Bollettino incendi, situazione critica nel Lazio

12 settembre 2009 0 Di redazione

Diminuisce rispetto ai giorni scorsi il numero di incendi boschivi che ha richiesto l’intervento della Flotta aerea dello Stato, ma resta intenso l’impegno nel contrastare le fiamme che, anche ieri, hanno interessato le regioni tirreniche e le estreme meridionali.
Canadair ed elicotteri coordinati dalla Protezione Civile nazionale sono intervenuti oggi su 14 roghi divampati in tutta la penisola italiana, di cui dodici sono già stati messi sotto controllo.
Le situazioni più critiche sono quelle tra Liguria e Toscana: in particolare 2 canadair e un elicottero S64 stanno operando su un vasto incendio che arde dal pomeriggio di ieri nel comune di Carrodano, in provincia di La Spezia; 2 canadair e due elicotteri stanno invece operando su un incendio in località Pian da Lago, nel lucchese, dove i forti venti nel pomeriggio hanno creato non poche difficoltà alle operazioni. Come di consueto, i piloti continueranno ad assicurare il lancio d’acqua e liquido ritardante sulle fiamme dei roghi ancora attivi finché le condizioni di luce consentiranno di operare in sicurezza.
Nel Lazio
Ieri la Protezione civile regionale è stata impegnata su 50 incendi, 21 dei quali divampati a Roma e Provincia. Nel resto del Lazio se ne sono verificati 3 a Frosinone provincia, 18 a Latina, 6 in provincia di Viterbo e 2 in quella di Rieti. Complessivamente sono stati 18 gli interventi degli elicotteri della flotta aerea regionale, mentre gli interventi delle squadre a terra hanno impegnato circa 80 volontari di 20 associazioni. Attivi oggi nel Lazio anche 3 Canadair.

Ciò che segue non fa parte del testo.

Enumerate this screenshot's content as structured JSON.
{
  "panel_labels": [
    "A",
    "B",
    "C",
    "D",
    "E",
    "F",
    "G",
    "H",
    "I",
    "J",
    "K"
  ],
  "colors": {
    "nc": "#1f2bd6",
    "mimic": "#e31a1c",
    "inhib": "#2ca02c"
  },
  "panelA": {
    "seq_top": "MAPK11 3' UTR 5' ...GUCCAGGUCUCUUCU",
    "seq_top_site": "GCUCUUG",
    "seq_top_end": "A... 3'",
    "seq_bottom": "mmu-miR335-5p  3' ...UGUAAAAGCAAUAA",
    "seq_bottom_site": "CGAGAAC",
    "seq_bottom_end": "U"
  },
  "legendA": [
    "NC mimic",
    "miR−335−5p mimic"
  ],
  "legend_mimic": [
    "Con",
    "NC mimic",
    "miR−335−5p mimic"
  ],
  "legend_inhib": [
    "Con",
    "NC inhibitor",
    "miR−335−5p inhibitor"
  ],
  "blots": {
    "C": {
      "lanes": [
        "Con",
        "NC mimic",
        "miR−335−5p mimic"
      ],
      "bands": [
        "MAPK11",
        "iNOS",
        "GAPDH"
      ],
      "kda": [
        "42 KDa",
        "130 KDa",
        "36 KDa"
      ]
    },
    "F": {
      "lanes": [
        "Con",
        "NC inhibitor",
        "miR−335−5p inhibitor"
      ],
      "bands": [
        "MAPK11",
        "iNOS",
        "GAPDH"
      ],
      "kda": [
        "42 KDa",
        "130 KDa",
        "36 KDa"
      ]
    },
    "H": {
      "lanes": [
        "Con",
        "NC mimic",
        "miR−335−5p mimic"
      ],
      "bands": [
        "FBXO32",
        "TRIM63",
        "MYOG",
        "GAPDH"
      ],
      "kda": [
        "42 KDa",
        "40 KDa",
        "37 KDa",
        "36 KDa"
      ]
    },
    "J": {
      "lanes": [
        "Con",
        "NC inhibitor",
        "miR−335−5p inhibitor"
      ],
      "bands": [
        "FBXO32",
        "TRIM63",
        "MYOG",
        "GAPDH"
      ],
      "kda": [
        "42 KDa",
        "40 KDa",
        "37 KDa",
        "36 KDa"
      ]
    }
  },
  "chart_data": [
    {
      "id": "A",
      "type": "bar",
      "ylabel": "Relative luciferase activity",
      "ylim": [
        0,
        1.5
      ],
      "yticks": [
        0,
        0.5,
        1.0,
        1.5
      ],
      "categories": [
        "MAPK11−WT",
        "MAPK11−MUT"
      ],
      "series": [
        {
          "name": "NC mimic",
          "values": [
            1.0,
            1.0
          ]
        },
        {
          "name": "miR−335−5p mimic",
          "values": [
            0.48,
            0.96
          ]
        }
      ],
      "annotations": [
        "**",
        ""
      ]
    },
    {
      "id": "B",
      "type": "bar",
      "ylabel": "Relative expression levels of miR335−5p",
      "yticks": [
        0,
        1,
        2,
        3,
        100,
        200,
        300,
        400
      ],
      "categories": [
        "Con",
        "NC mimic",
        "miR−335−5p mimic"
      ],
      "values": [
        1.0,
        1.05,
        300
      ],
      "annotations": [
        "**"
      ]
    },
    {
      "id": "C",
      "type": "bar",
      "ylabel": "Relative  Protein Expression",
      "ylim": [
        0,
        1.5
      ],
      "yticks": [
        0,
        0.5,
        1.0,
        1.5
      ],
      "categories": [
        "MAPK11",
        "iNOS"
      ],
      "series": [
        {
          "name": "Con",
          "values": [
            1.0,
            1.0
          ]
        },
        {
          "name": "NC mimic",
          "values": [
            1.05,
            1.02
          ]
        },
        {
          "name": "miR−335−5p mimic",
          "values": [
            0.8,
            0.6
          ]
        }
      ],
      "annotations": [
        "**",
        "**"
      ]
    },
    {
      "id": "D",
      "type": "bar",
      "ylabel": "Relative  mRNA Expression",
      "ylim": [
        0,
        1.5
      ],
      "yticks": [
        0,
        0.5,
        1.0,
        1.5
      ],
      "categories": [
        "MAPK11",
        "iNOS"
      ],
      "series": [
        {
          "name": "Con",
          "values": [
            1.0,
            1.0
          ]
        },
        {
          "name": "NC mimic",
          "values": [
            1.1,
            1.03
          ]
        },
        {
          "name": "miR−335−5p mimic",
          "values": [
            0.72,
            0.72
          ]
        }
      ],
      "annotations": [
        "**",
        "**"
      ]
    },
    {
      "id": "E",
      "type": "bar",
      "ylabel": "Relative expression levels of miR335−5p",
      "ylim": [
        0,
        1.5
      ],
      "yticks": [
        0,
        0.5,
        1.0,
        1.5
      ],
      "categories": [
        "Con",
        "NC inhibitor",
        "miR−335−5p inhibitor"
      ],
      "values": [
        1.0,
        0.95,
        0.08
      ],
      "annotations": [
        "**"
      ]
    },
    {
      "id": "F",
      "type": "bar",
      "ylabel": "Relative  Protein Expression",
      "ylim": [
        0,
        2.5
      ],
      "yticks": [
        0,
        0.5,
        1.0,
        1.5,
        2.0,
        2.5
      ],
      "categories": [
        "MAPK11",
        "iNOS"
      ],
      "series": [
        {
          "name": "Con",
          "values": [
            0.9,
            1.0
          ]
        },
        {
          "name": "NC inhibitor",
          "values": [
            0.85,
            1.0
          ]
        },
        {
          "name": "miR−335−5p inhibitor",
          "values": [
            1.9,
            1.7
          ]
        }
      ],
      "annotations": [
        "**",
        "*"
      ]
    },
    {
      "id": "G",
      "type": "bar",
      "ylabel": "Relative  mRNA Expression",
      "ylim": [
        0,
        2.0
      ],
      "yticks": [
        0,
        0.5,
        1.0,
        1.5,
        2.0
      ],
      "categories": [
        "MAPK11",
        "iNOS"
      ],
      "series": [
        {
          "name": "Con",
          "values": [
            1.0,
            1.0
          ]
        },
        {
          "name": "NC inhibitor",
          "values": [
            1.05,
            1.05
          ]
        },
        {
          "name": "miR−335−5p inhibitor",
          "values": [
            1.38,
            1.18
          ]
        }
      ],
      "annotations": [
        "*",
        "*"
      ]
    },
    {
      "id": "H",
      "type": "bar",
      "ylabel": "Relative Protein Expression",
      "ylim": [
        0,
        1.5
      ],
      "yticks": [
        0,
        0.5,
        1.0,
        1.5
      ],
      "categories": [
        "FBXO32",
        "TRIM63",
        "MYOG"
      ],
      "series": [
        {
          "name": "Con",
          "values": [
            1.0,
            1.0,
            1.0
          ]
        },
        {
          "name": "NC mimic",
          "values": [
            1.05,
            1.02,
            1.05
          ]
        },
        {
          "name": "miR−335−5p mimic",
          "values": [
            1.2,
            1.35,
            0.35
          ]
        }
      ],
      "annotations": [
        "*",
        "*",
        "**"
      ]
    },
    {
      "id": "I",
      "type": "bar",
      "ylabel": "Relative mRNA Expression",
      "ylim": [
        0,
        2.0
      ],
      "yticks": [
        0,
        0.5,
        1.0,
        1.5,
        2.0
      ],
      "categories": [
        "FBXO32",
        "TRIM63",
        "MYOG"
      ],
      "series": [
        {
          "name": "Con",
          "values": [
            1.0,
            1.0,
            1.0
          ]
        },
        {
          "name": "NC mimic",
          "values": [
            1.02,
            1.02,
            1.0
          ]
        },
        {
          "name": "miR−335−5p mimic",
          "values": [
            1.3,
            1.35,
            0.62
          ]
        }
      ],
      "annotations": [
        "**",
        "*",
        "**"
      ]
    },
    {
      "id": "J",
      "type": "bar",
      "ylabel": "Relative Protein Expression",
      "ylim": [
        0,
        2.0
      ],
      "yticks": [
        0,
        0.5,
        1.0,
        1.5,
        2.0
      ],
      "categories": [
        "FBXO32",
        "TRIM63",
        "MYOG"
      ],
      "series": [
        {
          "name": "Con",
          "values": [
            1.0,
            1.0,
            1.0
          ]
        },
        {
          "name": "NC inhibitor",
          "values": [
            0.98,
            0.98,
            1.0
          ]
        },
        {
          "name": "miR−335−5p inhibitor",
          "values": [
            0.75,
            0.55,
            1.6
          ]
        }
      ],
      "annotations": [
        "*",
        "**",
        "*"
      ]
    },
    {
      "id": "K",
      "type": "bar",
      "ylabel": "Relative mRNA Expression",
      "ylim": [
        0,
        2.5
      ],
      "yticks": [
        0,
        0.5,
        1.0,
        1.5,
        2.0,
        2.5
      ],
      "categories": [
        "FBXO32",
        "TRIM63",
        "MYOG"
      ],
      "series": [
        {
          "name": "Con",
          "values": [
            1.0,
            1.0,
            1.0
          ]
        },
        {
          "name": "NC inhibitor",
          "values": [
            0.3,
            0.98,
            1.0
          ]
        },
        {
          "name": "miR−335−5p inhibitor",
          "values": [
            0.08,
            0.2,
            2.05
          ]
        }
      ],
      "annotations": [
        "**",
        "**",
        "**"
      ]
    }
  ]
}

In particolare, a Itri in provincia di Latina un vasto incendio boschivo ha richiesto l’intervento di 6 elicotteri e 3 Canadair. L’incendio, che aveva preso il via la notte scorsa è proseguito fino alla tarda mattinata ed è stato spento intorno alle 18. Nelle operazioni sono state coinvolte 10 associazioni con oltre 30 volontari che hanno utilizzato 10 pick-up. In Provincia di Frosinone, a S. Elia Fiumerapido un incendio ha richiesto l’intervento di 2 elicotteri della flotta regionale e 10 volontari provenienti da 2 associazioni di volontariato. Altri incendi hanno impegnato particolarmente gli uomini della Protezione civile regionale a Belmonte in sabina (Ri) e a Grotte Santo Stefano, popolosa frazione del comune di Viterbo. Infine a Roma città all’incrocio tra via Cristoforo Colombo e via Laurentina, dal primo pomeriggio e fino alle 18, un incendio di sterpaglie ha richiesto, in supporto dei vigili del fuoco, l’intervento di un’autobotte e l’intervento di 15 volontari provenienti da 5 associazioni di volontariato.
E’ utile ricordare che la maggior parte degli incendi boschivi è causata da mano umana, a causa di comportamenti superficiali o, spesso purtroppo, dolosi e che la collaborazione dei cittadini può essere decisiva nel segnalare tempestivamente ai numeri di telefono d’emergenza 1515 o 115 anche le prime avvisaglie di un possibile incendio boschivo.